La cour d’appel condamne les prévenus pour avoir mis irrégulièrement en location cinq studios et cinq chambres, qui ne constituaient ni des chambres d’étudiants ni des chambres destinées à des travailleurs agricoles saisonniers, durant la période allant de juillet 2012 à mai 2016, alors que ces logements ne répondaient pas aux exigences de qualité du logement et/ou étaient surpeuplés. Le fait que de nombreux locataires n’aient pas payé leur loyer en totalité et que les prévenus aient dû acquitter des taxes élevées liées au délabrement et à l’inoccupation des biens n’a pas été jugé pertinent par la cour d’appel pour la détermination de la sanction.

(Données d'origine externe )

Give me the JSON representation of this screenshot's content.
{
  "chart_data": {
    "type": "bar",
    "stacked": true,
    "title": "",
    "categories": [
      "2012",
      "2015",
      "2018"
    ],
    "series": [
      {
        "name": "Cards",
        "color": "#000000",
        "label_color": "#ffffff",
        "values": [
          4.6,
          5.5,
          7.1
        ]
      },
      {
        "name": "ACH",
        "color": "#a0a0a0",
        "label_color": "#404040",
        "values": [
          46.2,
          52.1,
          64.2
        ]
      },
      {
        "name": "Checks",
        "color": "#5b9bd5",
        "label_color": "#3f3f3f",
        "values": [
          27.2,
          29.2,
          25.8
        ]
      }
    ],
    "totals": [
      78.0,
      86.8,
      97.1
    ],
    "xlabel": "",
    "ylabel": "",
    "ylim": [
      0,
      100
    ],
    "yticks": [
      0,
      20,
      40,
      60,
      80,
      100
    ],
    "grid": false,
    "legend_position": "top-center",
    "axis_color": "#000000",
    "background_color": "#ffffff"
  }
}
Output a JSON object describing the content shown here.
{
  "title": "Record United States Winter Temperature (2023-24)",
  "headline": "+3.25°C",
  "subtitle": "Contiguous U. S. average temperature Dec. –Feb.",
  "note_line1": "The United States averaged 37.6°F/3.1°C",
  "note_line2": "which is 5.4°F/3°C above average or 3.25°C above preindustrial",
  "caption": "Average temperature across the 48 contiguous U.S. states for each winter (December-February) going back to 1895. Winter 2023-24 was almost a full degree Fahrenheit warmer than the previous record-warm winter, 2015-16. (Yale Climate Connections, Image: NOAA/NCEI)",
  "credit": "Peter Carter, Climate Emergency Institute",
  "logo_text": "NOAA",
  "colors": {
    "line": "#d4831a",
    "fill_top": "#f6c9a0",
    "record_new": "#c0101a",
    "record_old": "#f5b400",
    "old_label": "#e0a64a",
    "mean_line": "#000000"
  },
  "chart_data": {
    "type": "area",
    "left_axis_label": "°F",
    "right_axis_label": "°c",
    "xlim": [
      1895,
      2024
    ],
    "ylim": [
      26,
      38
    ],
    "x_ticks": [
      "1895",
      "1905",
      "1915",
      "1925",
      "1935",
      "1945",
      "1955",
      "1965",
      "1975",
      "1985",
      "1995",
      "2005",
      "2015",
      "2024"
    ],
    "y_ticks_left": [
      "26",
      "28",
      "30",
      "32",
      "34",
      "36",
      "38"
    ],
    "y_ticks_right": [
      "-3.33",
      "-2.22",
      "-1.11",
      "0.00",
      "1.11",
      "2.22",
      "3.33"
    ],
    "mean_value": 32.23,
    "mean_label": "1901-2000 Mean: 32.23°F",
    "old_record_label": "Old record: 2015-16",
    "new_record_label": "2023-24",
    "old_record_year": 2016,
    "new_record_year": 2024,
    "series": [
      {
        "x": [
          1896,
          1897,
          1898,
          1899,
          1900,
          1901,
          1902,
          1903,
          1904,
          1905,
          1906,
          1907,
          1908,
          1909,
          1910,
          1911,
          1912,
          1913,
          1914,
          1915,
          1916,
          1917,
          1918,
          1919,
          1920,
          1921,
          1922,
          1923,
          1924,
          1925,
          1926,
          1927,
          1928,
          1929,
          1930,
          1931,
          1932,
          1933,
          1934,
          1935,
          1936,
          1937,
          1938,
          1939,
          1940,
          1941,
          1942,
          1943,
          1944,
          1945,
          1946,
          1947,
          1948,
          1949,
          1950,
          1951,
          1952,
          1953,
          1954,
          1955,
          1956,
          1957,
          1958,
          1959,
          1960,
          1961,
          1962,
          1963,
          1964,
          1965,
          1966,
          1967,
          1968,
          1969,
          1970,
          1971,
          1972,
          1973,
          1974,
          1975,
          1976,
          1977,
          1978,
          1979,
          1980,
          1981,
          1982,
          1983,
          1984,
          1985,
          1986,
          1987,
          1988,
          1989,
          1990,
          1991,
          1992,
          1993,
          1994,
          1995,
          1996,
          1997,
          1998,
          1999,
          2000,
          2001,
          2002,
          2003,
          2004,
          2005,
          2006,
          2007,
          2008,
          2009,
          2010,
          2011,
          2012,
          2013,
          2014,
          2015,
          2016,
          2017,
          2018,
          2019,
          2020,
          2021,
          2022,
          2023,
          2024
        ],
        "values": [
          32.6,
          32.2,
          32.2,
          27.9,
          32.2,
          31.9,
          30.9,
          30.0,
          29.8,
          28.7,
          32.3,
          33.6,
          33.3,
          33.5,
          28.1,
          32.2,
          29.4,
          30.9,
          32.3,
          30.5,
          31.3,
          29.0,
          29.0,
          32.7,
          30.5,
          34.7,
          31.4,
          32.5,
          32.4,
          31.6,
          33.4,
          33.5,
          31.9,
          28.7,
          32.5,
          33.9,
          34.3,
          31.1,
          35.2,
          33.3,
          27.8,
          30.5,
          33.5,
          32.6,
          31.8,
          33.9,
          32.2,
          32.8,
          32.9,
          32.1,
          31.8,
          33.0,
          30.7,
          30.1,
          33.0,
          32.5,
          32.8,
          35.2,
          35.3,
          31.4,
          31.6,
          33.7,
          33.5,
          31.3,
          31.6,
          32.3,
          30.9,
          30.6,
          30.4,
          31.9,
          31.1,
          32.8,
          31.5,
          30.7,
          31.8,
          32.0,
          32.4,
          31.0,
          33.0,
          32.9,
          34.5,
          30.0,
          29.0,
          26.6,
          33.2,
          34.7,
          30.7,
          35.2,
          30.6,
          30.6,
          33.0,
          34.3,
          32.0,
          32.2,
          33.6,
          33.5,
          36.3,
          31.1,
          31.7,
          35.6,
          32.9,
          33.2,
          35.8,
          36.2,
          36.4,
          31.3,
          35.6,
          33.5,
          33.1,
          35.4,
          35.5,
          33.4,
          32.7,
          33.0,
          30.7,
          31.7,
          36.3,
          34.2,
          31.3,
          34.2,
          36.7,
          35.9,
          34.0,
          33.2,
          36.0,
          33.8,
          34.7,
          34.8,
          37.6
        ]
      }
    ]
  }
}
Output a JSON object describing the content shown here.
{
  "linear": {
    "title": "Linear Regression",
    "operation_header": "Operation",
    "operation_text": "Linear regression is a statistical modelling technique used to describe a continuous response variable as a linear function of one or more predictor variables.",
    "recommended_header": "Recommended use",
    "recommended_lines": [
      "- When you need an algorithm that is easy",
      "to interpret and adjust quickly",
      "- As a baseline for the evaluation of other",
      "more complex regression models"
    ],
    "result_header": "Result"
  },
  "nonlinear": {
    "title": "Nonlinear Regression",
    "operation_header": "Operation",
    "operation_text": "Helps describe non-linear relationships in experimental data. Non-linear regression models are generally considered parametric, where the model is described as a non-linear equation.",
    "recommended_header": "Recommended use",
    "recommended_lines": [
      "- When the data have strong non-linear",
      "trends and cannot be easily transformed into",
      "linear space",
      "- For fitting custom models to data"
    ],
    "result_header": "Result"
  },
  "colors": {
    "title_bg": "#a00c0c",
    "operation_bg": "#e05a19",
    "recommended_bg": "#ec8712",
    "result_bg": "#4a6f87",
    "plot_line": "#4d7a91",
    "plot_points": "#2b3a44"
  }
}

La cour d’appel a en outre prononcé la peine complémentaire de la confiscation spéciale des avantages patrimoniaux tirés de l’infraction, à savoir les revenus locatifs. Pour fixer l’étendue de ces avantages patrimoniaux, elle a notamment tenu compte du fait que le prévenu n’a pas toujours perçu l’intégralité des loyers contractuellement dus et qu’il a dû payer certaines taxes en raison du mauvais état des studios et des chambres.
Pour le surplus, la cour d’appel a rejeté, pour défaut de compétence, la demande des locataires des studios et chambres, constitués parties civiles, visant à obtenir l’annulation des contrats de location. Le juge pénal de première instance avait, en revanche, accueilli ces demandes. La demande de remboursement de la garantie locative a également été rejetée, les locataires n’ayant pas démontré qu’ils avaient effectivement payé cette garantie. Leur demande de remboursement des loyers a enfin été rejetée, dès lors qu’ils avaient été autorisés à occuper les lieux en contrepartie du loyer payé, qu’ils n’ont pas établi qu’ils auraient acquitté un loyer inférieur si des logements conformes leur avaient été loués et qu’ils n’ont pas non plus prouvé avoir subi un préjudice du fait du paiement du loyer.